Questions regarding pak package


I found a new package called pak, which is "another approach to package installation".

As per the documentation, I need to run the command pak_setup() after installation. This will create a new private library (currently in the location C:\Users\Username\AppData\Local\R-pkg\Cache/lib/3.5), apart from the default one (currently in the location C:/Users/Username/R/win-library/3.5), and copy all the existing packages to that. As far as I can tell, for all future installations via pak, it downloads first to the default location, and then copies it to the private library.

I like this package, but I don't really want two copies of the same packages on my device. I'd like to remove any one of them. So, is it possible to get rid of the private library? If not, will changing the default library path of R to this location will stop copying these (unnecessary) duplicates?

Any help will be appreciated.

It's fundamental to the safe operation of pak to have it's own private library. Yes, today the packages will be duplicated, but having separate libraries ensures that pak is completely isolated from the packages that you install for data analysis (and vice versa).

To extend Hadley's reply and clarify a bit more, pak does not copy all existing packages to its private library. It only copies those that it needs for its own operation, i.e. its (recursive) dependencies. This is currently 43 packages, and it will likely be less in the future. It is 72MB on my macOS. You can forget about pak's private library, pak itself will update it as needed.

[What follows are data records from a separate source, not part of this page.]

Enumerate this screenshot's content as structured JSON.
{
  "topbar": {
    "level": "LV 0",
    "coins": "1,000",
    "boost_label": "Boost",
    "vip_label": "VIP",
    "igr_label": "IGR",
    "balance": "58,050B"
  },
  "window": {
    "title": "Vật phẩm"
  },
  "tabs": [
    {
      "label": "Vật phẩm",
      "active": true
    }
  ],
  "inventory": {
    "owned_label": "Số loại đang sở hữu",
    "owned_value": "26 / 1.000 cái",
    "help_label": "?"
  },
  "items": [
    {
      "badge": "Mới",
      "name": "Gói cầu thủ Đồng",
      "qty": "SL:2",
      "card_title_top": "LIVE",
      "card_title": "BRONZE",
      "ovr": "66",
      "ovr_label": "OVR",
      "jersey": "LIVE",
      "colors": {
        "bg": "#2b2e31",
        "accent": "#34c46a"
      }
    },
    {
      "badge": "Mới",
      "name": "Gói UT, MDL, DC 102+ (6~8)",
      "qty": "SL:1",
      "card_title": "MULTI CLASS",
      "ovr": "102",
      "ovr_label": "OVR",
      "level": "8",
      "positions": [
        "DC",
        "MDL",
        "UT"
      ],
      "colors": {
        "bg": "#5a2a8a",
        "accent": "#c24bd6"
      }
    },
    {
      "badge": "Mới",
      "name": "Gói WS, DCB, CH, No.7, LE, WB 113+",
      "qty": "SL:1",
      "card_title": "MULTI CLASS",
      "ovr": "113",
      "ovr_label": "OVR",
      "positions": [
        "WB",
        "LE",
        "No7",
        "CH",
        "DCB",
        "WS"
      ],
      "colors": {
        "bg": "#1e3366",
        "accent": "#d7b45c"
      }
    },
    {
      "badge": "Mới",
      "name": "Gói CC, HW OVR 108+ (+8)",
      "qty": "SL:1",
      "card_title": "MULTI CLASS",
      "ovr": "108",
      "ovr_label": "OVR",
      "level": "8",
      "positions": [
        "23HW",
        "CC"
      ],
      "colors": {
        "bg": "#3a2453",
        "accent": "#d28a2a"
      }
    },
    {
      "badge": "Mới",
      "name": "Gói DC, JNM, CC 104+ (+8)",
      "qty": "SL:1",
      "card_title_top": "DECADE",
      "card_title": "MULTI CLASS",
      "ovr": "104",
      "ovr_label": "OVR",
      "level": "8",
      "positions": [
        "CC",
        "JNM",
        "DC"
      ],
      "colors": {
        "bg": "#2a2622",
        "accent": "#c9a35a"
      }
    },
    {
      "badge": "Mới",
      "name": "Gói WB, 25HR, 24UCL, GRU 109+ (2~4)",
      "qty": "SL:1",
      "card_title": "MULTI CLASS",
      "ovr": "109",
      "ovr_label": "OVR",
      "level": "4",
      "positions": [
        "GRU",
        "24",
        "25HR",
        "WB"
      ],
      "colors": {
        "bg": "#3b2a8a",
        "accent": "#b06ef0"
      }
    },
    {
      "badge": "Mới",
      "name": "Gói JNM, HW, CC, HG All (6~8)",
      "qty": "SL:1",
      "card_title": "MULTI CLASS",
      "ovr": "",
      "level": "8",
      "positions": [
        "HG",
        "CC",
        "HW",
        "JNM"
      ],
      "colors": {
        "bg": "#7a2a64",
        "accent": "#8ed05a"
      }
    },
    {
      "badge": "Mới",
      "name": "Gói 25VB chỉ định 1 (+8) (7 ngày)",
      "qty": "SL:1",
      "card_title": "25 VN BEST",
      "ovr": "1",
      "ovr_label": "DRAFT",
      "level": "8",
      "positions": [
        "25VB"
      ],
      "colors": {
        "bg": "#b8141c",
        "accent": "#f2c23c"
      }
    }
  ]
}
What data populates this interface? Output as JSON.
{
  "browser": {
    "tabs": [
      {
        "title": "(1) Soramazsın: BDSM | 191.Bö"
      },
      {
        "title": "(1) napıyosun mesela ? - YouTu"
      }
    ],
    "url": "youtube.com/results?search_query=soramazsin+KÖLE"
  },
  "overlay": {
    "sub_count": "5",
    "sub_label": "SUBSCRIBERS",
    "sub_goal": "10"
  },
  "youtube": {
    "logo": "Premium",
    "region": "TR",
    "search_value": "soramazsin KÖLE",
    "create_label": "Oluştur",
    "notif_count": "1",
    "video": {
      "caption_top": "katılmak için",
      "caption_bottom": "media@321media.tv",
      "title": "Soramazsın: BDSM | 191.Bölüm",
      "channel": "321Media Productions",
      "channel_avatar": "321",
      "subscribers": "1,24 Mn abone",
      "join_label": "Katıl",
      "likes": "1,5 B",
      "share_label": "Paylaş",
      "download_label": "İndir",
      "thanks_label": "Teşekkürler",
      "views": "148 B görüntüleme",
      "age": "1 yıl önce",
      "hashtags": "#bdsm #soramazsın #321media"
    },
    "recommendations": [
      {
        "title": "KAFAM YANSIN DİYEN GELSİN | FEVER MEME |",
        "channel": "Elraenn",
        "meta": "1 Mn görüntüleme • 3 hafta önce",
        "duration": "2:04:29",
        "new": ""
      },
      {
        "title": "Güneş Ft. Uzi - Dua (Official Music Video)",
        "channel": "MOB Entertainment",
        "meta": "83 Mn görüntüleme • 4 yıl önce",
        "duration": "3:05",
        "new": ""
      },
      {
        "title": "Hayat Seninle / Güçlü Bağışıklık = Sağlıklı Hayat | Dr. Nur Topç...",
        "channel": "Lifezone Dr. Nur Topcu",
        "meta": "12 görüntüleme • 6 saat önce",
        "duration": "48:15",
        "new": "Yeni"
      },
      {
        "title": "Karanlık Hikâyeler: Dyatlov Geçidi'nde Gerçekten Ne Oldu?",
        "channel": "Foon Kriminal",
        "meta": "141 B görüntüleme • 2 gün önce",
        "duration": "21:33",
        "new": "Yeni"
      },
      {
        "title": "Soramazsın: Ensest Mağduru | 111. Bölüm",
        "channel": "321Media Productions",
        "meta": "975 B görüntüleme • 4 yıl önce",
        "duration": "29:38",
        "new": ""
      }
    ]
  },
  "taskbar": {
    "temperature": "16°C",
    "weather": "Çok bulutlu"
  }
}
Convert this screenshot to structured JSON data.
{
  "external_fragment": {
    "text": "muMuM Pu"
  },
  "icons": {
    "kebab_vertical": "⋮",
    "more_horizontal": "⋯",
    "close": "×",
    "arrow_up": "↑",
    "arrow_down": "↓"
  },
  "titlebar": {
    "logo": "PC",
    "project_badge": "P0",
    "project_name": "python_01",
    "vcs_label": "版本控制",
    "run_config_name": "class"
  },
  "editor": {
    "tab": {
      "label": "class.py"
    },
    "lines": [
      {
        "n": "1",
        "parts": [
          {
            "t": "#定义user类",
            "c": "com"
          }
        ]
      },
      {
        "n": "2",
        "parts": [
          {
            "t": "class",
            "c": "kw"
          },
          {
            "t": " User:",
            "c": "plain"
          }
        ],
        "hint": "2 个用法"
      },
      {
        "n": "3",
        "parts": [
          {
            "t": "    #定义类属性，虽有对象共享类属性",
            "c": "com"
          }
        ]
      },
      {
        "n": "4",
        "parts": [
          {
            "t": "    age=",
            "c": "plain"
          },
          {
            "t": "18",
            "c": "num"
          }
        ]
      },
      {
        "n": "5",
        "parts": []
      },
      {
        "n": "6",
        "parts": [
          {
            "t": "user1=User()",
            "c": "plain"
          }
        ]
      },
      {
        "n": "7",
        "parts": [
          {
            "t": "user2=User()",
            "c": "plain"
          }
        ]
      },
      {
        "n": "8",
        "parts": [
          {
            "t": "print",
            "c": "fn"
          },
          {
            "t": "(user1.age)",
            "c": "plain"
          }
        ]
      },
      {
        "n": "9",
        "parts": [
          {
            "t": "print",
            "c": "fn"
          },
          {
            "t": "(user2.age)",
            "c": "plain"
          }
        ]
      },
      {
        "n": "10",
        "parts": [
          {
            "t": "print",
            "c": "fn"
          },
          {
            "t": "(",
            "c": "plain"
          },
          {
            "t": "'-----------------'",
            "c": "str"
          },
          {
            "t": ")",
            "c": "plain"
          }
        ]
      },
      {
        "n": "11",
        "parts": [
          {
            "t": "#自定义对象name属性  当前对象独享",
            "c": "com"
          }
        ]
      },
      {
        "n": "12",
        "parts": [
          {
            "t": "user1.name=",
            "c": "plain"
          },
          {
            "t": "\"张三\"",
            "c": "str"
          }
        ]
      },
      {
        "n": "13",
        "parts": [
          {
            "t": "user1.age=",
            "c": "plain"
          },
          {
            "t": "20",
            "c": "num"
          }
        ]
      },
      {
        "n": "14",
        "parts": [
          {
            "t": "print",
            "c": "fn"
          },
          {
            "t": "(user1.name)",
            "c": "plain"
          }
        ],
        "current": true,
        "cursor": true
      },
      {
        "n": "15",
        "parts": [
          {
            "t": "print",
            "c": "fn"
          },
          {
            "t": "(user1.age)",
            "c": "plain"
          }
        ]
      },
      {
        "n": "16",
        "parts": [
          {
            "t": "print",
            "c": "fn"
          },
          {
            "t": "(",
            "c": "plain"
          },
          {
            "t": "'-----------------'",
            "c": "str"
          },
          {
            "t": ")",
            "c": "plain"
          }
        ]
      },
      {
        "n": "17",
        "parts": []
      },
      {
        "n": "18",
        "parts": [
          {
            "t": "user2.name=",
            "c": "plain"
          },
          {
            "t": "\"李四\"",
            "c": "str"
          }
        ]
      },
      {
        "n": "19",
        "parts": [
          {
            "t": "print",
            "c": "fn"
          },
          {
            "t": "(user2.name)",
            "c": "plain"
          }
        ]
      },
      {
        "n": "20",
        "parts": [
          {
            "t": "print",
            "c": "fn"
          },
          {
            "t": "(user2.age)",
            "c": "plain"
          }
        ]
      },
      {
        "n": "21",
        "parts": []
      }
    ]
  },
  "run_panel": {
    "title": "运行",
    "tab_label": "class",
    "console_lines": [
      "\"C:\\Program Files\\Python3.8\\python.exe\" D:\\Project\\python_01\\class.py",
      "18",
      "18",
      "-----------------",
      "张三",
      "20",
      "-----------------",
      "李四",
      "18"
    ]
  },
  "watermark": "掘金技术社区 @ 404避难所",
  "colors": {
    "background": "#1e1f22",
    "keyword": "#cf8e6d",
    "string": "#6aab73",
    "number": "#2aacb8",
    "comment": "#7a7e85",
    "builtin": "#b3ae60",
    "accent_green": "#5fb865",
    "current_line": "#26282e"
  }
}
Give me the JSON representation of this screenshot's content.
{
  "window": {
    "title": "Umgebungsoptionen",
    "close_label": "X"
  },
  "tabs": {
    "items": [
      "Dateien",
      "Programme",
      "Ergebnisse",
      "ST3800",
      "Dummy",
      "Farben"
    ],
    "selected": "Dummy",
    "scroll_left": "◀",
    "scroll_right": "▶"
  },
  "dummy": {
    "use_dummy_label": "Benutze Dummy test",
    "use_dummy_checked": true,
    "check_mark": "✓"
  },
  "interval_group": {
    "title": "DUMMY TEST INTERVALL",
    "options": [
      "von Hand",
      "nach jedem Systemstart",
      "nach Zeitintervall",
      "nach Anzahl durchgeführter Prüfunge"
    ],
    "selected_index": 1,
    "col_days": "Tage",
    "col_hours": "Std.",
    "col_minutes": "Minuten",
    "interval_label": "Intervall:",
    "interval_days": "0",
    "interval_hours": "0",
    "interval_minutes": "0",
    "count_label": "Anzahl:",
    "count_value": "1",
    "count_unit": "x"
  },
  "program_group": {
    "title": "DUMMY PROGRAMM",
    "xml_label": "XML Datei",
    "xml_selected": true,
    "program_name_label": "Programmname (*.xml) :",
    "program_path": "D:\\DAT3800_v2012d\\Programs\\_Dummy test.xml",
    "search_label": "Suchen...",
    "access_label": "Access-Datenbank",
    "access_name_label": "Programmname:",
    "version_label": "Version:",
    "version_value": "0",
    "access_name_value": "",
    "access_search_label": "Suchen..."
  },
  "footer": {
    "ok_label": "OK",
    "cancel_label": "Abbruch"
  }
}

This duplication and extra disk space is a small price to pay to make pak and package installation much more robust. In particular:

  • If a package in your regular library is removed or it is broken, pak itself will still work properly, and can help you re-install that package.
  • pak and your "regular" library do not have to use the same package versions. If a project needs a package version that is not compatible with pak, that is completely fine.
  • On Windows you cannot update a package with compiled code, if that package is loaded. This is an R core bug, and such an update leads to a broken package. The consequence of this is that if pak loaded such a dependency (e.g. rlang or curl) from your regular library, then it could not update it, the update would lead to a broken installation, and a broken pak installation as well. This is circumvented by the pak private library.

Yes, that makes much more sense. I guess I asked the question much earlier than I should. Actually I made a fresh install of R, and then installed pak as the first package. Then pak_setup created copies of them, and hence I was worried about space problem and created the topic. Then, while installing other packages later on, this didn't repeat.

I've two questions based on your reply.

First, I can see that the private library contains 40 packages, as opposed to 43 as indicated in your answer.

pak_revcursive_dependencies <- tools::package_dependencies(packages = 'pak',
                                                           recursive = TRUE)$pak
installed_packages <- = installed.packages())
installed_base_packages <- installed_packages[installed_packages$Priority %in% "base",][,1]
(expected_packages_in_private_library <- pak_revcursive_dependencies[!(pak_revcursive_dependencies %in% installed_base_packages)])
#>  [1] "assertthat"  "base64enc"   "callr"       "cli"         "cliapp"     
#>  [6] "crayon"      "curl"        "desc"        "filelock"    "glue"       
#> [11] "jsonlite"    "lpSolve"     "pkgbuild"    "pkgcache"    "prettyunits"
#> [16] "processx"    "ps"          "R6"          "rematch2"    "rprojroot"  
#> [21] "tibble"      "fansi"       "prettycode"  "progress"    "selectr"    
#> [26] "withr"       "xml2"        "digest"      "rappdirs"    "rlang"      
#> [31] "uuid"        "magrittr"    "backports"   "pillar"      "pkgconfig"  
#> [36] "utf8"        "hms"         "stringr"     "Rcpp"        "stringi"

Created on 2019-03-01 by the reprex package (v0.2.1)

These are the packages I find in the private library. Am I missing something to make a dumb question once again?

Second, you said that pak will update the private library itself as required. So, does that mean that I won't need to run pak_setup even when one of these dependencies get updated?

  1. I was using a different version of pak, probably the dev version. Or a different version of a pak dependency, that had more dependencies. Anyway, it does not matter much, pak will only put packages in the private lib that are needed for the actual pak version. You do not need to worry about this.

  2. Right. Actually you don't even need to run pak_setup() after the installation, pak will do it later, when you start installing packages with it. As the README says:

    After installation, you might also want to run pak::pak_setup() ; it’ll be run automatically when needed but you might want to do it now to save some time later.

    In practice pak only needs to update the private library if some packages are missing from it, or are broken, or if you update pak, and it needs a different set of dependencies.

1 Like

Thank you so much for the work on pak. Reducing the cost of package installation and avoiding error states in package libraries is very valuable. I have run into a lot of problems distributing R scripts to colleagues, and having to go back and forth with them trying to avoid breaking their library to run the scripts. pak is clear progress towards more robustness for this sort of use, and its really pleasant to use as well.